Vintage PR Shot: 1958 Simca Aronde 1300 Chatelaine – A Shooting Brake For The Chatelaine

This shot (no pun intended) of a 1958 Simca Aronde 1300 Chatelaine gives us an opportunity to sharpen up our vocabulary a bit, starting with the term “shooting brake” and moving on to “chatelaine”.

Here’s where the term originated: a horse-drawn used to transport shooting parties with their equipment and game. Pretty straightforward.

The term came to be applied in Great Britain to a coachbuilt body style analogous to the station wagon in the US, except its use was generally not so much for hauling guests from the train station to the hotel as it was for transporting shooting parties, with room enough for all involved, including the “beaters” and the game. Here’s a fine example on a 1930 Rolls-Royce chassis.

The term “estate car” began to replace the shooting brake, as it suggested a wider range of uses. Some of these were truck based, equivalent to the Chevrolet Suburban and such.

As the popularity of the passenger-car based wagons increased in the fifties, the estate car term became to mean just about anything we’d call a station wagon.

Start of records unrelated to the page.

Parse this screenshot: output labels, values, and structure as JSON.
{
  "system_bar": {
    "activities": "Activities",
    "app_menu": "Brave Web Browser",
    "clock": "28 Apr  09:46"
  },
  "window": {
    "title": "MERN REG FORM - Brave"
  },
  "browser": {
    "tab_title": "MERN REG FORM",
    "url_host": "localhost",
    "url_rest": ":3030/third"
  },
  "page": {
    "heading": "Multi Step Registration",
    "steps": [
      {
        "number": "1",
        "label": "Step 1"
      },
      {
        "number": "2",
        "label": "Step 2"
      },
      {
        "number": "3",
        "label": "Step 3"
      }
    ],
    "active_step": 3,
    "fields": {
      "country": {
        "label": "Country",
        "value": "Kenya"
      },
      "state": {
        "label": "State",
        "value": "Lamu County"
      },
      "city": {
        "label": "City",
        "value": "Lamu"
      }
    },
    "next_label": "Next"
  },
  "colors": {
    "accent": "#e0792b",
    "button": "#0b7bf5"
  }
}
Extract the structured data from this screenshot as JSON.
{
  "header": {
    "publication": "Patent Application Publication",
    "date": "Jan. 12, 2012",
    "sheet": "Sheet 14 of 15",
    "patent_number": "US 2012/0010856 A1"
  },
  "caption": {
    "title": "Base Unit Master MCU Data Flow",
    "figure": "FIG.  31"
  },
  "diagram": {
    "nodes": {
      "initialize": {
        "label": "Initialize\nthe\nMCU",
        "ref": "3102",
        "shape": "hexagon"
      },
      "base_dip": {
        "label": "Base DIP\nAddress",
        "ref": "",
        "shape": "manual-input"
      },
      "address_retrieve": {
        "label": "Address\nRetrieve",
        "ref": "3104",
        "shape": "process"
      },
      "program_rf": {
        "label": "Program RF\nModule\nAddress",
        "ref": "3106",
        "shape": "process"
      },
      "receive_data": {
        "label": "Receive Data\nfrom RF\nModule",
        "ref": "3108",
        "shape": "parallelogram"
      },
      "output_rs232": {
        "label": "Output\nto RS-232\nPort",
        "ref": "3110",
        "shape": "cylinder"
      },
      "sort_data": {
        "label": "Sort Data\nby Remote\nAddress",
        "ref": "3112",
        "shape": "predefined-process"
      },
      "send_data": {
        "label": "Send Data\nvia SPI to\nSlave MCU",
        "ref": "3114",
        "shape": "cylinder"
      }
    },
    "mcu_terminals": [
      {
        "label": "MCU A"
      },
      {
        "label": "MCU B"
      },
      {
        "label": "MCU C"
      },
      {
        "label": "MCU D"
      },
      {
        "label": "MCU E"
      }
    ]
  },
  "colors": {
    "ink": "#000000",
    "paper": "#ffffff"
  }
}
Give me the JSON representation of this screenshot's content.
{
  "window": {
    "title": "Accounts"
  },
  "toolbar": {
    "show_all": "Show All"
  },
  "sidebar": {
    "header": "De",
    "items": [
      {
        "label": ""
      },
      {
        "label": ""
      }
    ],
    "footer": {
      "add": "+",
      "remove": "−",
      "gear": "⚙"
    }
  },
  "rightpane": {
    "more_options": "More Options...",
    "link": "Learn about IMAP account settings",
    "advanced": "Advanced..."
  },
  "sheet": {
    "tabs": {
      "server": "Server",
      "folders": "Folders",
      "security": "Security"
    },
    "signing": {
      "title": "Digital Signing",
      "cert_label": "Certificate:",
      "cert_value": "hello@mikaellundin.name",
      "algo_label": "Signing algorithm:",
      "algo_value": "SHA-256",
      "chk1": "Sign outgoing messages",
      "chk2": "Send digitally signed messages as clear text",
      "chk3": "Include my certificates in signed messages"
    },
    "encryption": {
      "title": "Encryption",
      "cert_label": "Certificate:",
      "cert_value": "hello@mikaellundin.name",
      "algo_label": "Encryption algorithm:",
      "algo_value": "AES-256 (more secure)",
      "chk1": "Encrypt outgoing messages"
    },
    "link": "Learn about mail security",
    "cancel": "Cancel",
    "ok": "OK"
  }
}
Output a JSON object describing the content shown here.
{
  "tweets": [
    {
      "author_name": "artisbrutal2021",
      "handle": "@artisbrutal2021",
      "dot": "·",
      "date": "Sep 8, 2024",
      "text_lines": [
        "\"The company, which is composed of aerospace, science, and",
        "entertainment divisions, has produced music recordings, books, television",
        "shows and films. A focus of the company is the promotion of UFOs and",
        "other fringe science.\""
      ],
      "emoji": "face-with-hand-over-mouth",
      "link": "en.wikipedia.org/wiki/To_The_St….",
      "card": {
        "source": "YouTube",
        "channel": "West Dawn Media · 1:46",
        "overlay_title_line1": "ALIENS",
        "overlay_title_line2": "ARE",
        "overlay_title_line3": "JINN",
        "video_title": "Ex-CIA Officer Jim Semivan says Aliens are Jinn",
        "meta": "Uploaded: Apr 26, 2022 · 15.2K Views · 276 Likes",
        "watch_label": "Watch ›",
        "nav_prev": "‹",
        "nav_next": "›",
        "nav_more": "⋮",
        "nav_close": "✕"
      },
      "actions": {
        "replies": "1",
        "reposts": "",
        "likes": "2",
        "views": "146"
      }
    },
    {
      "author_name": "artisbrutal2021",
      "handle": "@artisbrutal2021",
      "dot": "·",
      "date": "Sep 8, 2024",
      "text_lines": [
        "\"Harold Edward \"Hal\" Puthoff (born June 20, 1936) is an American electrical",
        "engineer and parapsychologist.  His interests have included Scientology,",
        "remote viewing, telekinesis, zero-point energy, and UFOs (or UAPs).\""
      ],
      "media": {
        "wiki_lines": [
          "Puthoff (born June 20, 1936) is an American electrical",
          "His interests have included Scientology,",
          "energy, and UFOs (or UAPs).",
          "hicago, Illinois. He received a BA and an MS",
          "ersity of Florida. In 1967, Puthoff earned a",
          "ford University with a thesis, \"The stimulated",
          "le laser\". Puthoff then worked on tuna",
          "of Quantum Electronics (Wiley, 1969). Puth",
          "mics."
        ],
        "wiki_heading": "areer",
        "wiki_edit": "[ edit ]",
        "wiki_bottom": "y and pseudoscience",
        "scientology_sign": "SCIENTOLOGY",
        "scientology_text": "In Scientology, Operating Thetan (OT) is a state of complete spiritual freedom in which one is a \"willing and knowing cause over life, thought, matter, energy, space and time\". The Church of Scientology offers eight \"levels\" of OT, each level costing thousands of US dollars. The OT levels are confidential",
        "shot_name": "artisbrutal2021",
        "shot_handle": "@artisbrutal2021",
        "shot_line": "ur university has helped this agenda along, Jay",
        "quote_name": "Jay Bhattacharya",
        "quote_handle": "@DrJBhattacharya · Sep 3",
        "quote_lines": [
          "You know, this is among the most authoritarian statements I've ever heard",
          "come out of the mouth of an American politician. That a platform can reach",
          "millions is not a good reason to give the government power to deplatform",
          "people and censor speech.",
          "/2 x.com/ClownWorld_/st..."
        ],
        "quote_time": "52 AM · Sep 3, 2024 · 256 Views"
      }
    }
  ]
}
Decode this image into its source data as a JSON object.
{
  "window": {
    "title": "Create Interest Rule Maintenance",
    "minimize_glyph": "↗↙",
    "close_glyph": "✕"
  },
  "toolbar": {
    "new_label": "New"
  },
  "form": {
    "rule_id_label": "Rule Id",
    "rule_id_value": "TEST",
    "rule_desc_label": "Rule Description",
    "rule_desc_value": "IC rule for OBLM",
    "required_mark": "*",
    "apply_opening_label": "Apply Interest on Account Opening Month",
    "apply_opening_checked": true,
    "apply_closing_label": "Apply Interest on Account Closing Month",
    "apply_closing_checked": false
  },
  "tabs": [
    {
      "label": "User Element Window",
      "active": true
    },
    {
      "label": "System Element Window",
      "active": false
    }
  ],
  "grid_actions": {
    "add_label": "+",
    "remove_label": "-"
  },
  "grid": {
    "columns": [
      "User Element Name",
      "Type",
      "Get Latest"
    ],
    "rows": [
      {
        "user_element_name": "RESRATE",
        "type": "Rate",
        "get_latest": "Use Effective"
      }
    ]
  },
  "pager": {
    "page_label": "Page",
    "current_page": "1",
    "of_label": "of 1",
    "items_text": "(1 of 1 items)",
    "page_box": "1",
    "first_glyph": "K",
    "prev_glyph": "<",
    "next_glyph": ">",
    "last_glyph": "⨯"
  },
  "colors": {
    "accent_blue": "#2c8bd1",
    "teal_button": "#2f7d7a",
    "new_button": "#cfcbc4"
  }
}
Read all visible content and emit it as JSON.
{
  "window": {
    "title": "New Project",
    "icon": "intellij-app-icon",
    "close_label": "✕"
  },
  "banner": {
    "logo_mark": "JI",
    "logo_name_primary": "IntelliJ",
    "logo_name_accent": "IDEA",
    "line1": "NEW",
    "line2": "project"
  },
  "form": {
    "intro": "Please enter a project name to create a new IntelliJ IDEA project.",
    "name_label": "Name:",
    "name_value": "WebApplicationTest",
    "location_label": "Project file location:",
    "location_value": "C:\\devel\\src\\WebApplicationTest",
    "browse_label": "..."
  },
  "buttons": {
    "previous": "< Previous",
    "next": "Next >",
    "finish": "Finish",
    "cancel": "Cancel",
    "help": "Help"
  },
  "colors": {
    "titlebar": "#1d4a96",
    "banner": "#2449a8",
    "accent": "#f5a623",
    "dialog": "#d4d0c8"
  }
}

It might be debatable, but it appears that the term shooting brake first reappeared on the 1960 Sunbeam Alpine “Shooting Brake Estate Wagon”. Three prototypes were built, but none have survived, and only this rough photo exists.

In 1965, Radford started offering its conversion of an Aston Martin DB5 into a shooting brake. The term was back, and it was then applied to a number of similar vehicles, meaning low, exclusive, modest-capacity “wagons” based on sports or sporty cars. Some obvious examples are the Reliant Scimitar, Volvo 1800ES, and BMW Z3 Coupe.

So it doesn’t really apply to the featured Simca, but for the lady with the gun.

Is she the chatelaine? It’s the feminine version of an ancient term, chatelain, used to denote most simplistically “the keeper of the castle”. The term evolved over the centuries, and it implied various levels of titular rank in the feudal system, depending on location and time.

The chatelaine was then the mistress of the castle, or chateau, or any large medieval household. It’s also come to refer to a woman’s ornamental chain around the waist, with keys, a purse, timepiece, or other household attachments.